George Fraser

Personal information
- Full name: George Fraser
- Date of birth: 1881
- Place of birth: Elgin, Moray, Scotland
- Date of death: 21 October 1951 (aged 69–70)
- Position(s): Right half

Senior career*
- Years: Team / Apps / (Gls)
- –: Elgin City
- 1899–1901: Sunderland / 0 / (0)
- 1901–1911: Lincoln City / 265 / (4)
- –: Nettleham

Managerial career
- 1919–1921: Lincoln City
- 1921–1924: Grimsby Town

= George Fraser (footballer) =

Scottish footballer and manager

George Fraser (1881 – 21 October 1951) was a Scottish footballer who made 265 appearances in the Football League for Lincoln City. He played at right half.
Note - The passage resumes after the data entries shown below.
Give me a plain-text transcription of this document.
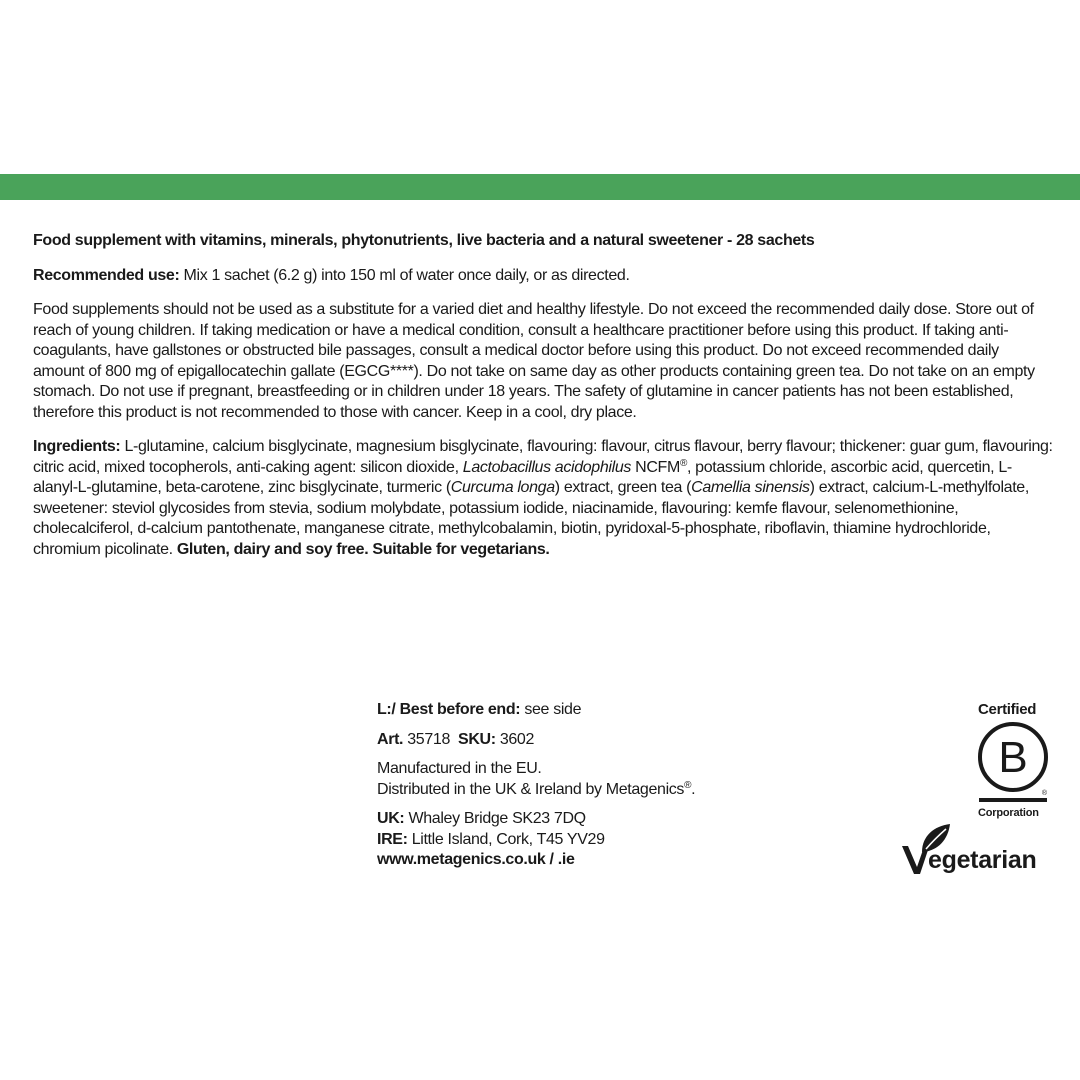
Food supplement with vitamins, minerals, phytonutrients, live bacteria and a natural sweetener - 28 sachets

Recommended use: Mix 1 sachet (6.2 g) into 150 ml of water once daily, or as directed.

Food supplements should not be used as a substitute for a varied diet and healthy lifestyle. Do not exceed the recommended daily dose. Store out of reach of young children. If taking medication or have a medical condition, consult a healthcare practitioner before using this product. If taking anti-coagulants, have gallstones or obstructed bile passages, consult a medical doctor before using this product. Do not exceed recommended daily amount of 800 mg of epigallocatechin gallate (EGCG****). Do not take on same day as other products containing green tea. Do not take on an empty stomach. Do not use if pregnant, breastfeeding or in children under 18 years. The safety of glutamine in cancer patients has not been established, therefore this product is not recommended to those with cancer. Keep in a cool, dry place.

Ingredients: L-glutamine, calcium bisglycinate, magnesium bisglycinate, flavouring: flavour, citrus flavour, berry flavour; thickener: guar gum, flavouring: citric acid, mixed tocopherols, anti-caking agent: silicon dioxide, Lactobacillus acidophilus NCFM®, potassium chloride, ascorbic acid, quercetin, L-alanyl-L-glutamine, beta-carotene, zinc bisglycinate, turmeric (Curcuma longa) extract, green tea (Camellia sinensis) extract, calcium-L-methylfolate, sweetener: steviol glycosides from stevia, sodium molybdate, potassium iodide, niacinamide, flavouring: kemfe flavour, selenomethionine, cholecalciferol, d-calcium pantothenate, manganese citrate, methylcobalamin, biotin, pyridoxal-5-phosphate, riboflavin, thiamine hydrochloride, chromium picolinate. Gluten, dairy and soy free. Suitable for vegetarians.

L:/ Best before end: see side

Art. 35718 SKU: 3602

Manufactured in the EU.
Distributed in the UK & Ireland by Metagenics®.

UK: Whaley Bridge SK23 7DQ
IRE: Little Island, Cork, T45 YV29
www.metagenics.co.uk / .ie

Certified
B
®
Corporation
egetarian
He played for his local club, Elgin City, before moving to England to join Sunderland in 1889, but never represented them in senior competition, and signed for Second Division club Lincoln City in 1901. He spent ten years with Lincoln, making 330 appearances in all competitions, and contributed to their Midland League title in 1908–09.

Fraser managed Lincoln City from 1919 to 1921, and took charge of Grimsby Town from 1921 to 1924, a post he resigned because he felt the club's directors were interfering in his team selections.